The notion of Vancouverites truly knowing how to push boundaries and embrace change during both prosperous and challenging times becomes evident during the interwar years as explored in the gallery, 1930s-1940s: Boom, Bust, and War. Topics of amalgamation, labour movements and local gardening initiatives all establish an innovative population. Visitors are able to participate in this space by posting childhood memories from growing up in Vancouver on a cork board; thus, connecting the present to the past and enabling conversations about change and continuity. Vancouver History Galleries becomes personal at this stage of the experience as visitors can contribute their story to the chronologic history unfolding throughout the space.
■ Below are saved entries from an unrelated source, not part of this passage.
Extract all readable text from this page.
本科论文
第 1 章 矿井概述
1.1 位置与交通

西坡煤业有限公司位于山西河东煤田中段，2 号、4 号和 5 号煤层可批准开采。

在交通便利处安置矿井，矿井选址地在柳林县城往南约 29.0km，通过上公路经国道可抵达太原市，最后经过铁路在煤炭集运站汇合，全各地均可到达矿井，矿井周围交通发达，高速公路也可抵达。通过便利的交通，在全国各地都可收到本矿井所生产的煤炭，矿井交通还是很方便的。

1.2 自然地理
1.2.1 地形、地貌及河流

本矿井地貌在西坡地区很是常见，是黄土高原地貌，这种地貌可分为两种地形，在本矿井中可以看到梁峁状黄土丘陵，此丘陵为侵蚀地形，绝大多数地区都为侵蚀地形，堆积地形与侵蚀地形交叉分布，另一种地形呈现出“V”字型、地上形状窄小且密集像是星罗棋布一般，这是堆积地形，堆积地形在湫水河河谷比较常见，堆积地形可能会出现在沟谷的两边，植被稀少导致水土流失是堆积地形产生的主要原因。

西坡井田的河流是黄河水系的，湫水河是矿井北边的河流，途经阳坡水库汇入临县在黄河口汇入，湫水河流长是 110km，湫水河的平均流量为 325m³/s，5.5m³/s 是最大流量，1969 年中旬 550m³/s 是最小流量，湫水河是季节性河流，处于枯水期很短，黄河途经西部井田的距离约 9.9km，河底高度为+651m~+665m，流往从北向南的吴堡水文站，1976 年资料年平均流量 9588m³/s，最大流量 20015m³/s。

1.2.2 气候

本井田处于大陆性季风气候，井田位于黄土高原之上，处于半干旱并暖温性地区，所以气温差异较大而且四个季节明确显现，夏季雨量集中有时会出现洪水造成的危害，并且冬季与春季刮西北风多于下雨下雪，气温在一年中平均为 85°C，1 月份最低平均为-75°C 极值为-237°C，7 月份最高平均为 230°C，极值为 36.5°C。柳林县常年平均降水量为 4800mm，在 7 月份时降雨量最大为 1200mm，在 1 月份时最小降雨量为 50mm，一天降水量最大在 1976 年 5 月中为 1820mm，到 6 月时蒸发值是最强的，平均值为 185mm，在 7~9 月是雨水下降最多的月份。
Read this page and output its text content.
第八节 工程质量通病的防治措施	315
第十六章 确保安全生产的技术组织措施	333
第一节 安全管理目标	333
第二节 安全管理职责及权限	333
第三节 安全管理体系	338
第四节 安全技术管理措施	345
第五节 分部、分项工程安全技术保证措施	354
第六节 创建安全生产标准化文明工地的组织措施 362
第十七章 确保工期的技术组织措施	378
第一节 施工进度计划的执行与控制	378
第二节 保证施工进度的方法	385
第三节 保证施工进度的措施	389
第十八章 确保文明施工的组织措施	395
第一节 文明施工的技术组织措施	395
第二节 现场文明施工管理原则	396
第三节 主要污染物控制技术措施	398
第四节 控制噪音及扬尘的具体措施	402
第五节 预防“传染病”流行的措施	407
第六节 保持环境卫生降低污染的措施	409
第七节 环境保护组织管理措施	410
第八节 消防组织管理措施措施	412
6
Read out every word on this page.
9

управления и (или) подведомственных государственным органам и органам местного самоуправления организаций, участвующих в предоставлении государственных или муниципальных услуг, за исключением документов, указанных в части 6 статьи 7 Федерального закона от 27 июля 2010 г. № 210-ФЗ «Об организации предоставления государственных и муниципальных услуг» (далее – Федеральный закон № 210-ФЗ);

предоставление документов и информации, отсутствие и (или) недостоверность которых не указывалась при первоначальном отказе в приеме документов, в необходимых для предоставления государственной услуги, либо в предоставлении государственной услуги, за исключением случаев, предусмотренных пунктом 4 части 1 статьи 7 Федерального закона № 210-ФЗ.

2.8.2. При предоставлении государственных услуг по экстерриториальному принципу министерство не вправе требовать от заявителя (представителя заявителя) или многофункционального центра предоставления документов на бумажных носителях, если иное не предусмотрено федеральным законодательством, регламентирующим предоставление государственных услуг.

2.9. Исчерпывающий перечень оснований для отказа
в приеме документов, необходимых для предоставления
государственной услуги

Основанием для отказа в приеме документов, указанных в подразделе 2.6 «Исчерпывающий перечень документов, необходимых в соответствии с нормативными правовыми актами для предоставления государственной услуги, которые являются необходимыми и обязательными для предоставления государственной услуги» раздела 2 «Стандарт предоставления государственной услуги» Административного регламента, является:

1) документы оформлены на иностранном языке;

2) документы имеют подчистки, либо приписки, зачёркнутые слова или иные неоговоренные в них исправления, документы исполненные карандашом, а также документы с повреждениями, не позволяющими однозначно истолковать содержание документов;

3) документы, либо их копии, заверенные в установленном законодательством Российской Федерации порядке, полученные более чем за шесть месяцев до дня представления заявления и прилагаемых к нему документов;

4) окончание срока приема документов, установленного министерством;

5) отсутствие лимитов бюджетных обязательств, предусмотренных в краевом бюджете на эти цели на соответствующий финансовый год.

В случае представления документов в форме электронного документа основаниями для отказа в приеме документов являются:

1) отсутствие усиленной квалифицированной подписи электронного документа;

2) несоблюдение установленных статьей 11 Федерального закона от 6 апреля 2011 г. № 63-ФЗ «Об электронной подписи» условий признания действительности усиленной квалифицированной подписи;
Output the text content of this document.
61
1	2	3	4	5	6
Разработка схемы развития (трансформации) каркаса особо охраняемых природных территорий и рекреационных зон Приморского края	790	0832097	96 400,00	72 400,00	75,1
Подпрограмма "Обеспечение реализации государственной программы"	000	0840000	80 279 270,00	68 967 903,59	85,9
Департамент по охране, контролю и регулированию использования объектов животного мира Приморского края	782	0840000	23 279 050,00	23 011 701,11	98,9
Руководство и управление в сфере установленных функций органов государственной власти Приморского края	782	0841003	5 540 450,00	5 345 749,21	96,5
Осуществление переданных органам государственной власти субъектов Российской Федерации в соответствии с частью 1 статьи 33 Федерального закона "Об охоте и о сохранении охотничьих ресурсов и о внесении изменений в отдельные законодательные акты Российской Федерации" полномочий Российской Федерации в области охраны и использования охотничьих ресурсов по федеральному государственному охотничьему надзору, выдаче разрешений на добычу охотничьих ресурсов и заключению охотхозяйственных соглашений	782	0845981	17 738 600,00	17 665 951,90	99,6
A highlight in Vancouver History Galleries is the portion that discusses the internment of Japanese-Canadians during World War II.  The Japanese began arriving in Vancouver in 1877. They comfortably established themselves in the Powell Street area. As more migrants from Japan arrived, nagaya (side alleyways), reminiscent of cities in Japan, filled with an assortment of businesses and social facilities. Though gaining citizenship rights was limited, the Japanese community continued to establish a proud identity within Vancouver and demonstrated support for the young nation of Canada.

In collaboration with the Japanese Canadian National Museum, Vancouver History Galleries provides a factual and unbiased look at the internment of Japanese-Canadians during World War II. A variety of perspectives are evidenced using primary source documents from the Royal Canadian Mounted Police, Department of Labour and the Department of the Secretary of State. Through these viewpoints, the plight of Japanese internment becomes a discussion point. Adding a further layer of reality to these documents of exclusion and confiscation without consent are the voices of those Japanese who experienced forced re-location. These testimonies of forced uprooting delivers an honest and reflective part to the World War II portion of the gallery. Visitors engage with both written and visual accounts, past and present, to assist in developing an understanding to a challenging moment in Canadian history. At the conclusion of the gallery, visitors leave a turbulent time in human history with the 1988 Government of Canada acknowledgement of the injustices imposed upon Japanese Canadians during this period of global conflict. It is good to provide opportunities to discuss these moments in our collective past. By having these types of provoking conversations in museums, Vancouver, and Canada as a whole, can thrive in an internationally integrated world and facilitate meaningful intercultural understanding.

At the conclusion of the Vancouver History Galleries, neon lights and music change the reflective wartime tone and trumpet in an exciting future for Vancouver through to the 1970s. Immersive and tactile exhibition design continues by evoking the senses. Visitors can take a seat in a downtown 50’s inspired diner in the 1950s: The Fifties Gallery, listen to local 60’s bands, and watch urban plans to change how people will live in a future Vancouver in the final history gallery, 1960s-1970s: You Say You Want A Revolution. The modern era of Vancouver’s development spoils visitors with choice as they wander through these exciting decades. It is common to hear visitors share stories and relate to challenges Vancouver faced in its social, environmental, political and economic development. Entry points are ample with mega objects, anecdotes from the time and didactics. 

Vancouver History Galleries leaves the visitor spoiled with choice. Whether discovering Vancouver for the first time or re-discovering a long loved city, the curatorial voice is one that provides the sparks to provoke memory and discussion. There is an energetic plot to the Vancouver story that animates the past, present and future of the city. Conversation is echoed throughout the exhibition and there are ample opportunities for visitors to engage with the historical content being displayed.